In effect this means that the Employment Rights Act does not apply to ministries and departments in the general Public Service but statutory corporations are bound by it in much the same way as private sector employers.
Government has so poorly managed the affairs of state that many statutory boards that depend on central Government for funding are finding it extremely difficult to pay their bills, including wages.
These statutory boards are still required to carry out their mandates with less financial resources. In order to achieve their cut-back targets, some of them have been placing staff on a three-day work week when their contracts for a five-day week expire, despite the provisions of the act. Part vi of the act deals with unfair dismissal, and it states, in part, at Section 26 (1): “For the purposes of this part an employee is dismissed by his employer where
(a) the contract under which he is employed is terminated by the employer, whether with or without notice;
(b) he is employed under a contract for a fixed term and that term expires without being renewed under the same contract.”
Subparagraph (b) requires the employer to re-engage an employee who works on a fixed term contract on the same terms when it expires. Failing that, the employee would be unfairly dismissed and, in these present circumstances, re-employed under a new contract of service.
I am of the view that employees of statutory boards who find themselves in such a situation should be entitled to compensation for their years of service.
Having put this revolutionary piece of social legislation on the books to force private sector employers and statutory boards to treat their employees with a measure of fairness, Government should not allow itself to be seen as turning a blind eye to statutory bodies that fail to comply.
The Stuart administration has a golden opportunity to lead by example by doing the right thing, even when faced with the current economic situation. Sacrificing employees at the lowest level who can least take care of themselves should never be an option for a caring administration.
It should send a clear signal to the management of statutory boards that it will accept nothing less than best practice, and that it will not tolerate any board taking steps to circumvent the provisions of the law that might appear to be inconvenient at this time or indeed at any time.
Using past performance to predict future action, it would appear that Government will continue to place a disproportionate burden on the backs of the poorest of the poor in order to balance the budget.

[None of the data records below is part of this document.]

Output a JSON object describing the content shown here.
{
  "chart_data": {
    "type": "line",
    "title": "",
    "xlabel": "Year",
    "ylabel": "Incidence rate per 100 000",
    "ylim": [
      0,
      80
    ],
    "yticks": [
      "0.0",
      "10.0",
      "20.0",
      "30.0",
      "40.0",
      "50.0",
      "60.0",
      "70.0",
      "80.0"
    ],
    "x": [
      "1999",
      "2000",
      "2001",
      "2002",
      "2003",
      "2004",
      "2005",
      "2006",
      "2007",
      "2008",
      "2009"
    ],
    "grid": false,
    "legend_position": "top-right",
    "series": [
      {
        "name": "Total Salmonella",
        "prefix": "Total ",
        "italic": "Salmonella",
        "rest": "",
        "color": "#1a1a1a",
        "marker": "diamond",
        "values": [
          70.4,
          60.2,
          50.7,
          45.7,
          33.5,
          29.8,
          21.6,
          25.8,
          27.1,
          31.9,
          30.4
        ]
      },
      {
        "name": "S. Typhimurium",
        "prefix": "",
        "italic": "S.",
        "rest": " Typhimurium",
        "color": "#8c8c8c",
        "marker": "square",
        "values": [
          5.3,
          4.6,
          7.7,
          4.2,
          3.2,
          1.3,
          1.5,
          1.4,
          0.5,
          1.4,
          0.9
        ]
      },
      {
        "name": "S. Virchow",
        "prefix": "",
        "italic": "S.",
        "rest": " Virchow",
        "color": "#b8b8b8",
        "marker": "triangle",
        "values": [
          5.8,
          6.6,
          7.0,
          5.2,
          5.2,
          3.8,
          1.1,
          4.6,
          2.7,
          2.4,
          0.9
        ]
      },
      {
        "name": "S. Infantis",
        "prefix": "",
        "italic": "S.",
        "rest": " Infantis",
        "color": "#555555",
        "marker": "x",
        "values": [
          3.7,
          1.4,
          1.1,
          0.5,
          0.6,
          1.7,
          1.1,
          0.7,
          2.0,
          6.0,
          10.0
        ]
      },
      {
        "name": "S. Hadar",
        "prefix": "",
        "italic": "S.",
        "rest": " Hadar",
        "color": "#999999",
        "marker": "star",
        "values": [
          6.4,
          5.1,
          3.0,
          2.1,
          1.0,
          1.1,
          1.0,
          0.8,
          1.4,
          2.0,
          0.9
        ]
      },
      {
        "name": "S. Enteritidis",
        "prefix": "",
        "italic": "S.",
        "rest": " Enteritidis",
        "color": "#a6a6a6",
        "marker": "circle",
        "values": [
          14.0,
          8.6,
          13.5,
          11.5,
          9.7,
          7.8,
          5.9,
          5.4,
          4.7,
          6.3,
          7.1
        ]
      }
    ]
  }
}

I will leave the matter of balancing the budget to the economists, but I will continue to speak out against Government’s penchant for breaking the rules with impunity. The Employment Rights Act is not the only piece of labour legislation that the powers that be have chosen to ignore. Section 13 (11) of the Public Service Act springs readily to mind. It states: No established office in the Public Service shall be allowed to remain vacant for a period of more than one year except
(a) permission to allow the vacancy is granted by the Governor General on the advice of the Service Commission; or
(b) the office has been frozen by the minister.
Even with that provision in place, there are many temporary public officers who act in vacant established posts in excess of five years, who now find themselves in much the same position as those employees at statutory boards.
When Government is confronted with a situation where the law is posing a problem, it has three options: obey it, change it or leave office. I know that they will not listen to me, but someone needs to tell the Government that breaking the law is never an option.
• Caswell Franklyn is a trade unionist and social commentator.